Other than those lucky few, the approximately 7000 mortgage lenders that still have to file are not going to have much down time before they must turn their attention to how to comply with an aggressive set of HMDA changes promulgated by the Consumer Financial Protection Bureau. These include not only many technical changes, but substantially different ways of doing things than before.
And lenders who think they can comply at the last minute should consider the example of TRID (TILA-RESPA Integrated Disclosure) reform. That one, also courtesy of the CFPB, tied the mortgage industry into knots as lenders first tried to get a stay of execution and when that failed then frantically tried to comply by the deadline last year.
The changes coming up are major, especially a big increase in the number of fields required (more than 40 new or modified fields). That’s to fill in the blanks for data that CFPB says needs to be in the annual reports. And some of the biggest lenders, those with a total of 60,000 or more apps and covered loans, will be facing a quarterly filing, with the first one due on May 30, 2020.
In order to provide better information (and more transparency) by CFPB’s determination, lenders will need to supply new market data, including “for applicant or borrower age, credit score, automated underwriting system information, unique loan identifier, property value, application channel, points and fees, borrower-paid origination charges, discount points, lender credits, loan term, prepayment penalty, non-amortizing loan features, interest rate, and loan originator identifier as well as other data points.” That sounds like a lot, and it is.

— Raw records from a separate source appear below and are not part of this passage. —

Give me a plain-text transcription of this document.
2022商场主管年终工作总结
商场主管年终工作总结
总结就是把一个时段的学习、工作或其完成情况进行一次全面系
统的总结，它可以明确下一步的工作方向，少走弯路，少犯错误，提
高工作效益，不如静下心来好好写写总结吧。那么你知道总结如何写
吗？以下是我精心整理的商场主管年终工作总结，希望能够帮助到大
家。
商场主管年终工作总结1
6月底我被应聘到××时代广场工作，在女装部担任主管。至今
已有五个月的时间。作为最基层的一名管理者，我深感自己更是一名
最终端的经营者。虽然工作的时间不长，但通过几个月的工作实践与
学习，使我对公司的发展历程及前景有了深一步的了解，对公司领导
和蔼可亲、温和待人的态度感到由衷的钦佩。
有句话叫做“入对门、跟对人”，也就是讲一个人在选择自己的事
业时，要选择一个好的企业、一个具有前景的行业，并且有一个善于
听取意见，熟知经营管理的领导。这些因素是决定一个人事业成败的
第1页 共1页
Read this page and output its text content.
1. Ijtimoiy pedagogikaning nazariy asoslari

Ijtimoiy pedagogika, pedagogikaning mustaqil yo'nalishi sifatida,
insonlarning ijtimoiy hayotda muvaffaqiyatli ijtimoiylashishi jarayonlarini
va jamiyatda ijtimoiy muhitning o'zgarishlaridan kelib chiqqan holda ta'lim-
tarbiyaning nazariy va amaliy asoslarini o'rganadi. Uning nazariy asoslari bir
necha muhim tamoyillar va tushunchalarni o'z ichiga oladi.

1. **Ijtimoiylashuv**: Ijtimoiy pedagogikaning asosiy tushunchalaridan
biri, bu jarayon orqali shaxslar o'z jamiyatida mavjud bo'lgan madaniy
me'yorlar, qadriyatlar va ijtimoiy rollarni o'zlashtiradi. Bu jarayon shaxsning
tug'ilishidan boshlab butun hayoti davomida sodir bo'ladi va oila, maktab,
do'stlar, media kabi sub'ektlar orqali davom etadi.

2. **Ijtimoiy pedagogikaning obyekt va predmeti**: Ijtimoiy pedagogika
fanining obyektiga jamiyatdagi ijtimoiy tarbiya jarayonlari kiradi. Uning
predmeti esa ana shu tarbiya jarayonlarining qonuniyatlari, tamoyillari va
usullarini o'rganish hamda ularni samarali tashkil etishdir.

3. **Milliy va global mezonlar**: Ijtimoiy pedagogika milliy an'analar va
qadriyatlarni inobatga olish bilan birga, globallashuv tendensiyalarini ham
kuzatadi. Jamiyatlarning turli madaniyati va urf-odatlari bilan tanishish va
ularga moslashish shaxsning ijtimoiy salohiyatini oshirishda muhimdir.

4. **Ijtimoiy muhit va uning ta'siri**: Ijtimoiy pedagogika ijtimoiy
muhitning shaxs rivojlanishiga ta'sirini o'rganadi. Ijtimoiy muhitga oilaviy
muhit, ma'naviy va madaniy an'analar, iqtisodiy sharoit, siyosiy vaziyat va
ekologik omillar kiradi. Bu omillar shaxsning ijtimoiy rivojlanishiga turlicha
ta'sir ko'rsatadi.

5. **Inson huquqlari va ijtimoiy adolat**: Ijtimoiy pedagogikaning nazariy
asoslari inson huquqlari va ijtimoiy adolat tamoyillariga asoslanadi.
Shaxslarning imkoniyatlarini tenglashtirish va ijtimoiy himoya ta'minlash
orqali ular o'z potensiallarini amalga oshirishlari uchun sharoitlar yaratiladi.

And, to monitor fair lending compliance and access to credit, HMDA filers will have to report an applicant’s debt-to-income ratio, the interest rate of the loan, and the discount points charged for the loan.
CFPB says it is easing reporting burdens in some respects, such as by aligning HMDA data collection with methods institutions currently use as industry standards, to avoid duplicate efforts, and by narrowing the scope of depositories that have to file. However, the sound of applause from the industry has been hard to detect.
I could take up a whole additional blog detailing the rest of the changes, which are substantial and even a little daunting. On race and ethnicity data, for instance, the firm will be required to report how they obtained that information, whether by visual observation or surname.
All the changes are available at the CFPB website, consumerfinance.gov, and will be mandatory reading in the years to come.
(Mark Fogarty is a journalist and analyst who has been covering the mortgage industry for more than 30 years.)